Monday, 3 April 2017

Male-Female Teams In Fiction

(This is a cover illustration for Poul Anderson's Flandry Of Terra although it lacks the title.)

I am about to turn in so I am not going to post at length but here is a question to consider. How do male-female teams work in detective or spy fiction? Examples:

Bond and some of his companions;
Flandry and some of his companions;
Modesty Blaise and Willie;
Mikael Blomkvist and Lisbeth Salander.

Each of these examples is different. The male character with the worst attitude to women is Bond. Read Casino Royale and Goldfinger. He is bored by the efforts first of seduction, then of subsequent disentanglement. Sex is a reward for the dangers of his job. Women should not have been given the vote. Flandry is not that bad!

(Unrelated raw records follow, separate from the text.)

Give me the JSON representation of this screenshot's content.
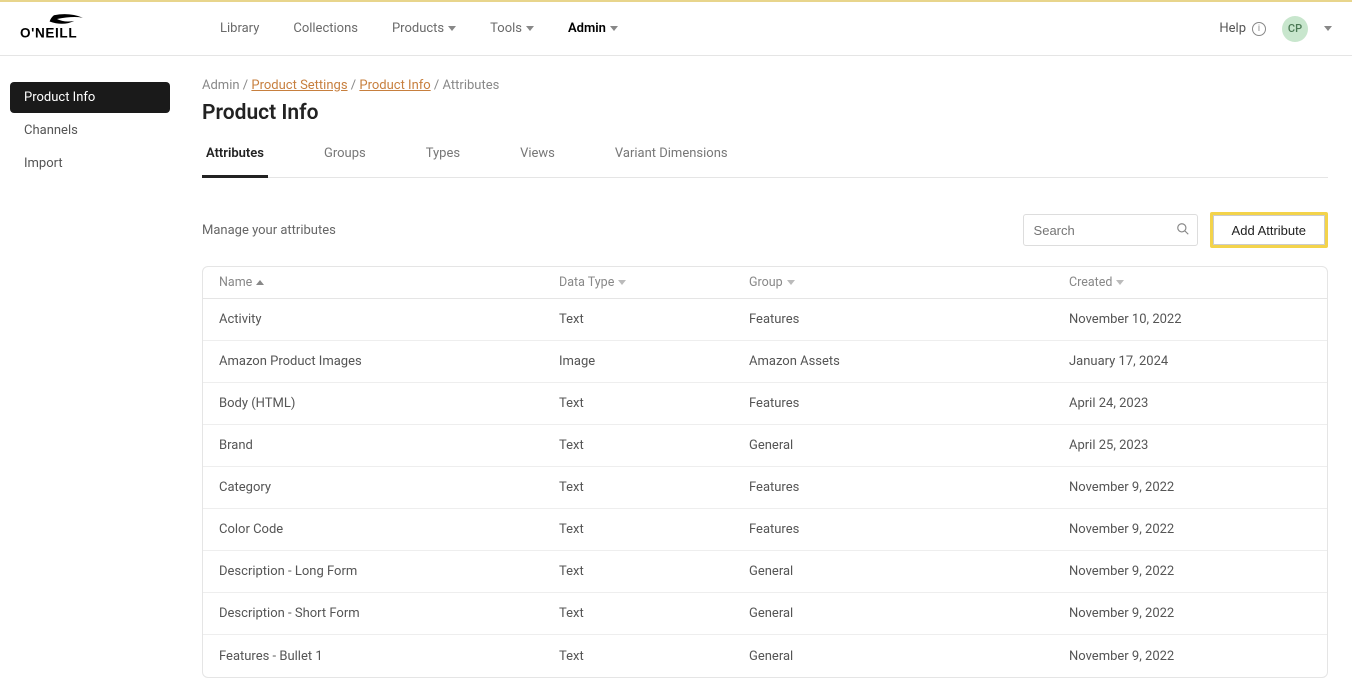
{
  "header": {
    "nav": [
      "Library",
      "Collections",
      "Products",
      "Tools",
      "Admin"
    ],
    "active_nav": "Admin",
    "help": "Help",
    "avatar_initials": "CP"
  },
  "sidebar": {
    "items": [
      "Product Info",
      "Channels",
      "Import"
    ],
    "active": "Product Info"
  },
  "breadcrumb": {
    "root": "Admin",
    "product_settings": "Product Settings",
    "product_info": "Product Info",
    "current": "Attributes"
  },
  "page_title": "Product Info",
  "tabs": [
    "Attributes",
    "Groups",
    "Types",
    "Views",
    "Variant Dimensions"
  ],
  "active_tab": "Attributes",
  "toolbar": {
    "desc": "Manage your attributes",
    "search_placeholder": "Search",
    "add_label": "Add Attribute"
  },
  "columns": {
    "name": "Name",
    "data_type": "Data Type",
    "group": "Group",
    "created": "Created"
  },
  "rows": [
    {
      "name": "Activity",
      "type": "Text",
      "group": "Features",
      "created": "November 10, 2022"
    },
    {
      "name": "Amazon Product Images",
      "type": "Image",
      "group": "Amazon Assets",
      "created": "January 17, 2024"
    },
    {
      "name": "Body (HTML)",
      "type": "Text",
      "group": "Features",
      "created": "April 24, 2023"
    },
    {
      "name": "Brand",
      "type": "Text",
      "group": "General",
      "created": "April 25, 2023"
    },
    {
      "name": "Category",
      "type": "Text",
      "group": "Features",
      "created": "November 9, 2022"
    },
    {
      "name": "Color Code",
      "type": "Text",
      "group": "Features",
      "created": "November 9, 2022"
    },
    {
      "name": "Description - Long Form",
      "type": "Text",
      "group": "General",
      "created": "November 9, 2022"
    },
    {
      "name": "Description - Short Form",
      "type": "Text",
      "group": "General",
      "created": "November 9, 2022"
    },
    {
      "name": "Features - Bullet 1",
      "type": "Text",
      "group": "General",
      "created": "November 9, 2022"
    }
  ]
}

Modesty and Willie respect each other and also do not have sex with each other. Modesty's attitude to men that she does have sex with is the opposite of Bond's to women that he has sex with. Mikael and Lisbeth are different again but Mikael is unaware of the unhappiness that he causes in several women.

We are told that Flandry does not understand women although he does know what he is doing with them from a very early age. Apart from rating Bond lowest, I am not sure how to assess the other three men in this list. But each is a distinct character whom we get to know by reading the novels.

1 comment:

Sean M. Brooks said...

Kaor, Paul!

It's surprising, but of all the women we see Flandry associating with, only ONE of them, Lady Aline Chang-Lei, was a fellow officer of the Imperial Naval Intelligence Corps. We see Lady Aline in "Honorable Enemies" and she was very impressive. She was as intelligent and determined as Flandry, to say nothing of figuring out how to lie to a telepath like Aycharaych. I'm sorry we only see Lady Aline in this story, "Honorable Enemies."